Convert plink format to genotype input format
1
0
Entering edit mode
9 weeks ago
berndmann ▴ 10

How can I convert from plink format (bed,bim and fam) to some input genotype formats which are defined as followed:

Format 1: The first value in each line is the individual’s id. The remaining values are the genotypes of the individual at each locus, either 0, 1, or 2 (or 9 if missing).

Example:

id1 1 1 2 0 1 1 1 1 1 0
id2 0 2 1 1 0 1 1 1 2 2
id3 1 2 0 1 2 1 0 1 2 0
id4 2 1 1 1 1 1 1 1 2 1


Format 2 : For each individual there are two lines. The first line gives the individual’s id and the read counts for the reference allele. The second line gives the individual’s id and the read counts for the alternative allele.

Example:

id1 0 0 0 2 1 1 2 0 2 1
id1 3 1 2 1 2 2 1 4 4 3
id2 1 0 1 1 4 2 1 2 3 1
id2 0 1 2 1 1 1 3 2 3 2
id3 0 2 1 3 2 1 3 1 2 2
id3 2 3 3 1 2 2 0 2 1 2
id4 1 1 4 0 0 1 1 2 1 1
id4 1 3 2 3 2 1 2 2 1 3

format plink genotype convert • 393 views
0
Entering edit mode

the thing is, plink .bed files dont really include an entry for read count. so this makes me suspect you have a second file (perhaps a .fasta, a .bam, or a .vcf file?) what other inputs would you be drawing from here?

0
Entering edit mode

Sure! I should have been more precise. I have a full set of plink format files, bed,bim and fam, which I can use. I will edit the question. Thanks pointing to this.

0
Entering edit mode

So I guess we are looking at some weird version of the EIGENSTRAT format (https://reich.hms.harvard.edu/software/InputFileFormats).
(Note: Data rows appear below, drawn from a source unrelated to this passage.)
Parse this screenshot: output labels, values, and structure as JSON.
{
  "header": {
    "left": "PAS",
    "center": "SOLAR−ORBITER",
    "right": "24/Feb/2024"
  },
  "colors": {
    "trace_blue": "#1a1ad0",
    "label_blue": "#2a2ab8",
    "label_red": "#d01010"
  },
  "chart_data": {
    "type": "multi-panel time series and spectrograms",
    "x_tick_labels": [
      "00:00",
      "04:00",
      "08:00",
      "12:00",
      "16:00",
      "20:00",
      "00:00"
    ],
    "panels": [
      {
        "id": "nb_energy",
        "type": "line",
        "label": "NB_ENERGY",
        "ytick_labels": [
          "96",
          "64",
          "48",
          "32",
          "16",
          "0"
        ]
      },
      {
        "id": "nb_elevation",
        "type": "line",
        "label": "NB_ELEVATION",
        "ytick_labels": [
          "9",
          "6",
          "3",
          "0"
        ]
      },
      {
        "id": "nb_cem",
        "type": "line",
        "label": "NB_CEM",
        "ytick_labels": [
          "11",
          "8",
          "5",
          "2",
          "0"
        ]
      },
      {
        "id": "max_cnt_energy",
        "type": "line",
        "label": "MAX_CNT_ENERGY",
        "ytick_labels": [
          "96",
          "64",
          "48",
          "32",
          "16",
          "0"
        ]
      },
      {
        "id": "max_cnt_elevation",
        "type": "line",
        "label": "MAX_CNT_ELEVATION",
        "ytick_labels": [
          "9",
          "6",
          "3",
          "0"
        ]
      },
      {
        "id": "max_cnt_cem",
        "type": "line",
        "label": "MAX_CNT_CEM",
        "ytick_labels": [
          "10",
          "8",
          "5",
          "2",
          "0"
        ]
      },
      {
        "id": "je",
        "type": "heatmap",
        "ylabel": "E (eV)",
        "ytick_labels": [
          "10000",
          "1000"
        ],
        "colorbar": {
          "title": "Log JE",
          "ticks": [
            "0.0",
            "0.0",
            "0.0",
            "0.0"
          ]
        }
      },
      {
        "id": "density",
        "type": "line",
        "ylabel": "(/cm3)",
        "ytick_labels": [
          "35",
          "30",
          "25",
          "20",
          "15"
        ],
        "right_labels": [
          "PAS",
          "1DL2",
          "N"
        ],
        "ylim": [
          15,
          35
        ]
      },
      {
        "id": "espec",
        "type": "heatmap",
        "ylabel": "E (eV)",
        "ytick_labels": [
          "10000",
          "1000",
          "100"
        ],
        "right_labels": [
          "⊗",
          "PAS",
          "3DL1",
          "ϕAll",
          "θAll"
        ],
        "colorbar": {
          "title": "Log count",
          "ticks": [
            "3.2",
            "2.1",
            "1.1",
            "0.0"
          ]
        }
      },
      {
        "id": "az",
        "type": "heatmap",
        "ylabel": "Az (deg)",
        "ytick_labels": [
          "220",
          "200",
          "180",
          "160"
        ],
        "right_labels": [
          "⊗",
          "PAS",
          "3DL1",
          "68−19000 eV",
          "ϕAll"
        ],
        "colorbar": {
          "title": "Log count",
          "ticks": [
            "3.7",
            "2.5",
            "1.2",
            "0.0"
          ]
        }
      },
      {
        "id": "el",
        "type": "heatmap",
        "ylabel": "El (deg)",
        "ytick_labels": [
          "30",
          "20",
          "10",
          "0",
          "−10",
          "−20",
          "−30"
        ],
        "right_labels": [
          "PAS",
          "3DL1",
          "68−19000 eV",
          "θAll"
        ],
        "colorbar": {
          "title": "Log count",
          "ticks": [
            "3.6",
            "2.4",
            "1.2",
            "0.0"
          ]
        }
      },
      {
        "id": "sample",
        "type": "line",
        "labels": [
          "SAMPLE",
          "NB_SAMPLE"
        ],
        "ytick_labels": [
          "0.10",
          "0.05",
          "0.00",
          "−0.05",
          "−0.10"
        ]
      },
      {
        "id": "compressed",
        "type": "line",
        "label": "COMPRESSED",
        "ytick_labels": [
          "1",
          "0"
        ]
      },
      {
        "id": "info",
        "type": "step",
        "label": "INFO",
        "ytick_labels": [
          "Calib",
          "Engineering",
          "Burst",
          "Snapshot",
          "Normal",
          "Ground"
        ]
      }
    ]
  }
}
So converting from .ped to EIGENSTRAT and adjust the file might be the way to go?. Maybe one can confirm this?

1
Entering edit mode
9 weeks ago
berndmann ▴ 10

For the first format one could do something like this in R :

system("plink --bfile 1kg_22_trio --snps-only --recode")
#we have to create a par.PED.EIGENSTRAT file to use convertf see example in EIGENSTRAT software repository
#call covertf afterwards
system("convertf -p par.PED.EIGENSTRAT")

eigen <- read_tsv("1kg_22_trio.eigenstratgeno", col_names = F)

#format is long format we need wide format
#first splitting by each character
split <- eigen\$X1 %>% strsplit('')

#convert to wide matrix and add sample id to first value of each row
wide <- rbind(c("HG00421",sapply(split, "[[", 1)),c("HG00422",sapply(split, "[[", 2)) ,c("HG00423",sapply(split, "[[", 3)),
c("HG00445",sapply(split, "[[", 4)), c("HG00446",sapply(split, "[[", 5)),c("HG00447",sapply(split, "[[", 6))) %>%
as_tibble()

#write as genotype.txt
write_delim(wide,'genotype.txt',col_names = F)


Still puzzeling about the second format.